Sfida stellare anche nei 50 stile donne. Prima vasca Ranomi, seconda Sarah. Non è pareggio, vince la Svezia. Oggi è il suo giorno.

Bottino di medaglie anche per i danesi. Nei 100 farfalla donne la Beckmann, dove la Bianchi non ha quella brillantezza sotto dei 200. Peccato, perché bastava poco per arrivare al podio. Ma ci voleva il record italiano, e il passaggio a 26”5 è troppo alto per farlo. Una bracciata di troppo, ogni vasca, per Ilaria. Ma non ci scoraggiamo.

Sempre Danimarca nei 200 rana, con la Pedersen, afflitta dalla sindrome Hemskerk, cioè della sconfitta cercata. La danese perde anche quando deve solo vincere. E così la Vall Montero, 30 anni quasi, una vita da mediano, tira fuori la prestazione della vita. Questo 2’18”41, personale, la vale il suo primo successo. Non che sia una carneade, la ragazza, ma non aveva mai vinto. Ora sì. Brava Jessica.

Ancora Danimarca con Blume, bronzo nei 50 stile. Sempre un piacere vedere Pernille Blume.

Kharlanov invece ci delizia con le sue apnee, ho quasi temuto di doverlo andare a recuperare nell’ultima, invece dai 15 metri di emersione mancavano solo 5 bracciate a delfino e ce l’ha fatta da solo. Chiusura in 30”, ma per l’oro dei 200 farfalla  e per raggiungere il bordo bastano. Bravo.

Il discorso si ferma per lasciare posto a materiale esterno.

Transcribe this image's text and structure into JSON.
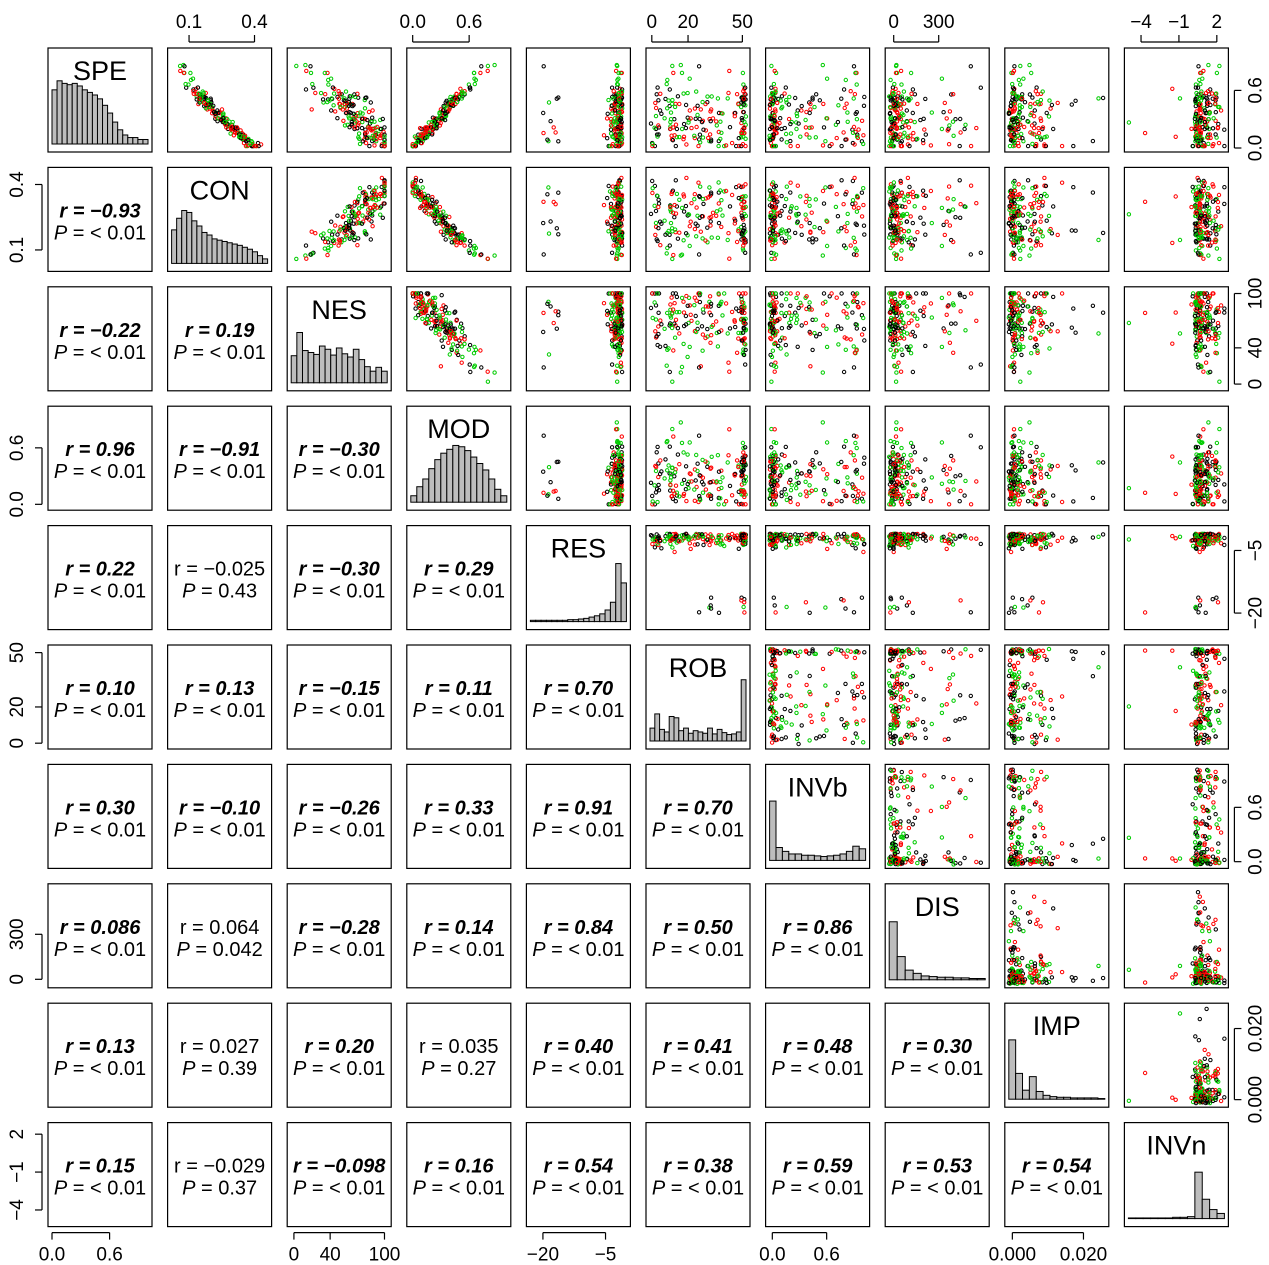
{
  "chart_data": {
    "type": "scatter",
    "variables": [
      "SPE",
      "CON",
      "NES",
      "MOD",
      "RES",
      "ROB",
      "INVb",
      "DIS",
      "IMP",
      "INVn"
    ],
    "series_colors": [
      "#000000",
      "#ff0000",
      "#00cc00"
    ],
    "axes": {
      "SPE": {
        "range": [
          0,
          1
        ],
        "ticks": [
          0.0,
          0.6
        ],
        "tick_labels": [
          "0.0",
          "0.6"
        ],
        "ticks_right": [
          0.0,
          0.6
        ],
        "tick_labels_right": [
          "0.0",
          "0.6"
        ]
      },
      "CON": {
        "range": [
          0.02,
          0.46
        ],
        "ticks": [
          0.1,
          0.4
        ],
        "tick_labels": [
          "0.1",
          "0.4"
        ]
      },
      "NES": {
        "range": [
          -3,
          103
        ],
        "ticks": [
          0,
          40,
          100
        ],
        "tick_labels": [
          "0",
          "40",
          "100"
        ]
      },
      "MOD": {
        "range": [
          -0.02,
          1.0
        ],
        "ticks": [
          0.0,
          0.6
        ],
        "tick_labels": [
          "0.0",
          "0.6"
        ]
      },
      "RES": {
        "range": [
          -23,
          0
        ],
        "ticks": [
          -20,
          -5
        ],
        "tick_labels": [
          "−20",
          "−5"
        ]
      },
      "ROB": {
        "range": [
          -1,
          52
        ],
        "ticks": [
          0,
          20,
          50
        ],
        "tick_labels": [
          "0",
          "20",
          "50"
        ]
      },
      "INVb": {
        "range": [
          -0.03,
          1.03
        ],
        "ticks": [
          0.0,
          0.6
        ],
        "tick_labels": [
          "0.0",
          "0.6"
        ]
      },
      "DIS": {
        "range": [
          -30,
          610
        ],
        "ticks": [
          0,
          300
        ],
        "tick_labels": [
          "0",
          "300"
        ]
      },
      "IMP": {
        "range": [
          -0.001,
          0.026
        ],
        "ticks": [
          0.0,
          0.02
        ],
        "tick_labels": [
          "0.000",
          "0.020"
        ]
      },
      "INVn": {
        "range": [
          -5,
          2.6
        ],
        "ticks": [
          -4,
          -1,
          2
        ],
        "tick_labels": [
          "−4",
          "−1",
          "2"
        ]
      }
    },
    "histograms": {
      "SPE": [
        0.84,
        0.98,
        0.94,
        0.92,
        0.94,
        0.9,
        0.84,
        0.8,
        0.76,
        0.7,
        0.6,
        0.48,
        0.34,
        0.22,
        0.14,
        0.1,
        0.1,
        0.07,
        0.07
      ],
      "CON": [
        0.52,
        0.7,
        0.82,
        0.79,
        0.66,
        0.58,
        0.48,
        0.44,
        0.38,
        0.36,
        0.34,
        0.32,
        0.3,
        0.28,
        0.25,
        0.22,
        0.18,
        0.12,
        0.07
      ],
      "NES": [
        0.42,
        0.78,
        0.5,
        0.47,
        0.44,
        0.57,
        0.52,
        0.43,
        0.54,
        0.45,
        0.4,
        0.52,
        0.36,
        0.25,
        0.18,
        0.24,
        0.18
      ],
      "MOD": [
        0.1,
        0.24,
        0.36,
        0.52,
        0.66,
        0.76,
        0.82,
        0.88,
        0.86,
        0.8,
        0.7,
        0.6,
        0.5,
        0.36,
        0.2,
        0.1
      ],
      "RES": [
        0.02,
        0.02,
        0.02,
        0.02,
        0.02,
        0.02,
        0.02,
        0.03,
        0.03,
        0.04,
        0.05,
        0.07,
        0.09,
        0.12,
        0.18,
        0.3,
        0.9,
        0.6
      ],
      "ROB": [
        0.2,
        0.42,
        0.18,
        0.14,
        0.38,
        0.36,
        0.16,
        0.2,
        0.12,
        0.16,
        0.14,
        0.12,
        0.2,
        0.11,
        0.18,
        0.13,
        0.1,
        0.11,
        0.14,
        0.95
      ],
      "INVb": [
        0.92,
        0.2,
        0.14,
        0.1,
        0.1,
        0.08,
        0.08,
        0.07,
        0.06,
        0.07,
        0.08,
        0.1,
        0.14,
        0.22,
        0.18
      ],
      "DIS": [
        0.9,
        0.36,
        0.15,
        0.1,
        0.06,
        0.05,
        0.04,
        0.04,
        0.03,
        0.03,
        0.02,
        0.02
      ],
      "IMP": [
        0.92,
        0.4,
        0.14,
        0.35,
        0.12,
        0.06,
        0.04,
        0.03,
        0.03,
        0.02,
        0.02,
        0.02,
        0.02,
        0.01
      ],
      "INVn": [
        0.01,
        0.01,
        0.01,
        0.01,
        0.01,
        0.01,
        0.02,
        0.02,
        0.03,
        0.72,
        0.3,
        0.14,
        0.08
      ]
    },
    "correlations": [
      {
        "row": "CON",
        "col": "SPE",
        "r": "r = −0.93",
        "p": "< 0.01",
        "bold": true
      },
      {
        "row": "NES",
        "col": "SPE",
        "r": "r = −0.22",
        "p": "< 0.01",
        "bold": true
      },
      {
        "row": "NES",
        "col": "CON",
        "r": "r = 0.19",
        "p": "< 0.01",
        "bold": true
      },
      {
        "row": "MOD",
        "col": "SPE",
        "r": "r = 0.96",
        "p": "< 0.01",
        "bold": true
      },
      {
        "row": "MOD",
        "col": "CON",
        "r": "r = −0.91",
        "p": "< 0.01",
        "bold": true
      },
      {
        "row": "MOD",
        "col": "NES",
        "r": "r = −0.30",
        "p": "< 0.01",
        "bold": true
      },
      {
        "row": "RES",
        "col": "SPE",
        "r": "r = 0.22",
        "p": "< 0.01",
        "bold": true
      },
      {
        "row": "RES",
        "col": "CON",
        "r": "r = −0.025",
        "p": "0.43",
        "bold": false
      },
      {
        "row": "RES",
        "col": "NES",
        "r": "r = −0.30",
        "p": "< 0.01",
        "bold": true
      },
      {
        "row": "RES",
        "col": "MOD",
        "r": "r = 0.29",
        "p": "< 0.01",
        "bold": true
      },
      {
        "row": "ROB",
        "col": "SPE",
        "r": "r = 0.10",
        "p": "< 0.01",
        "bold": true
      },
      {
        "row": "ROB",
        "col": "CON",
        "r": "r = 0.13",
        "p": "< 0.01",
        "bold": true
      },
      {
        "row": "ROB",
        "col": "NES",
        "r": "r = −0.15",
        "p": "< 0.01",
        "bold": true
      },
      {
        "row": "ROB",
        "col": "MOD",
        "r": "r = 0.11",
        "p": "< 0.01",
        "bold": true
      },
      {
        "row": "ROB",
        "col": "RES",
        "r": "r = 0.70",
        "p": "< 0.01",
        "bold": true
      },
      {
        "row": "INVb",
        "col": "SPE",
        "r": "r = 0.30",
        "p": "< 0.01",
        "bold": true
      },
      {
        "row": "INVb",
        "col": "CON",
        "r": "r = −0.10",
        "p": "< 0.01",
        "bold": true
      },
      {
        "row": "INVb",
        "col": "NES",
        "r": "r = −0.26",
        "p": "< 0.01",
        "bold": true
      },
      {
        "row": "INVb",
        "col": "MOD",
        "r": "r = 0.33",
        "p": "< 0.01",
        "bold": true
      },
      {
        "row": "INVb",
        "col": "RES",
        "r": "r = 0.91",
        "p": "< 0.01",
        "bold": true
      },
      {
        "row": "INVb",
        "col": "ROB",
        "r": "r = 0.70",
        "p": "< 0.01",
        "bold": true
      },
      {
        "row": "DIS",
        "col": "SPE",
        "r": "r = 0.086",
        "p": "< 0.01",
        "bold": true
      },
      {
        "row": "DIS",
        "col": "CON",
        "r": "r = 0.064",
        "p": "0.042",
        "bold": false
      },
      {
        "row": "DIS",
        "col": "NES",
        "r": "r = −0.28",
        "p": "< 0.01",
        "bold": true
      },
      {
        "row": "DIS",
        "col": "MOD",
        "r": "r = 0.14",
        "p": "< 0.01",
        "bold": true
      },
      {
        "row": "DIS",
        "col": "RES",
        "r": "r = 0.84",
        "p": "< 0.01",
        "bold": true
      },
      {
        "row": "DIS",
        "col": "ROB",
        "r": "r = 0.50",
        "p": "< 0.01",
        "bold": true
      },
      {
        "row": "DIS",
        "col": "INVb",
        "r": "r = 0.86",
        "p": "< 0.01",
        "bold": true
      },
      {
        "row": "IMP",
        "col": "SPE",
        "r": "r = 0.13",
        "p": "< 0.01",
        "bold": true
      },
      {
        "row": "IMP",
        "col": "CON",
        "r": "r = 0.027",
        "p": "0.39",
        "bold": false
      },
      {
        "row": "IMP",
        "col": "NES",
        "r": "r = 0.20",
        "p": "< 0.01",
        "bold": true
      },
      {
        "row": "IMP",
        "col": "MOD",
        "r": "r = 0.035",
        "p": "0.27",
        "bold": false
      },
      {
        "row": "IMP",
        "col": "RES",
        "r": "r = 0.40",
        "p": "< 0.01",
        "bold": true
      },
      {
        "row": "IMP",
        "col": "ROB",
        "r": "r = 0.41",
        "p": "< 0.01",
        "bold": true
      },
      {
        "row": "IMP",
        "col": "INVb",
        "r": "r = 0.48",
        "p": "< 0.01",
        "bold": true
      },
      {
        "row": "IMP",
        "col": "DIS",
        "r": "r = 0.30",
        "p": "< 0.01",
        "bold": true
      },
      {
        "row": "INVn",
        "col": "SPE",
        "r": "r = 0.15",
        "p": "< 0.01",
        "bold": true
      },
      {
        "row": "INVn",
        "col": "CON",
        "r": "r = −0.029",
        "p": "0.37",
        "bold": false
      },
      {
        "row": "INVn",
        "col": "NES",
        "r": "r = −0.098",
        "p": "< 0.01",
        "bold": true
      },
      {
        "row": "INVn",
        "col": "MOD",
        "r": "r = 0.16",
        "p": "< 0.01",
        "bold": true
      },
      {
        "row": "INVn",
        "col": "RES",
        "r": "r = 0.54",
        "p": "< 0.01",
        "bold": true
      },
      {
        "row": "INVn",
        "col": "ROB",
        "r": "r = 0.38",
        "p": "< 0.01",
        "bold": true
      },
      {
        "row": "INVn",
        "col": "INVb",
        "r": "r = 0.59",
        "p": "< 0.01",
        "bold": true
      },
      {
        "row": "INVn",
        "col": "DIS",
        "r": "r = 0.53",
        "p": "< 0.01",
        "bold": true
      },
      {
        "row": "INVn",
        "col": "IMP",
        "r": "r = 0.54",
        "p": "< 0.01",
        "bold": true
      }
    ],
    "p_prefix": "P =",
    "grid": false
  }
}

Siccome poi dicono che l’Ungheria è solo Kati, ci pensa Boggie a smentire, con un onesto 3’58”15 personale alltime. Nuotata perfetta, bel passaggio in 1’58” ritorno in 1’59”. Stavolta la tedesca è dietro. Grande sorpresa, bronzo al Liechtenstein – che ho fatto fatica a scriverlo – figurarsi a pronunciarlo. Dopo i gemelli Hanni e Andreas Wenzel dello sci  io pensavo che il principato alpino fosse stato inglobato in un universo parallelo. Invece c’è ancora e sfoggia questa ragazzona che abbraccia per fortuna la tedesca Koehler medaglia d’argento e non la Kapas. Altrimenti la uccideva. La sua gioia si sente attraverso il teleschermo, urla per cinque minuti. Brava alla Hassler.


Dopo un grazie allo streaming LEN, premio sfiducia alla RAI. Nel miglior giorno degli azzurri, le gare le facciamo vedere alle 22.45. Voto zero. Solo vergogna. Nothing else.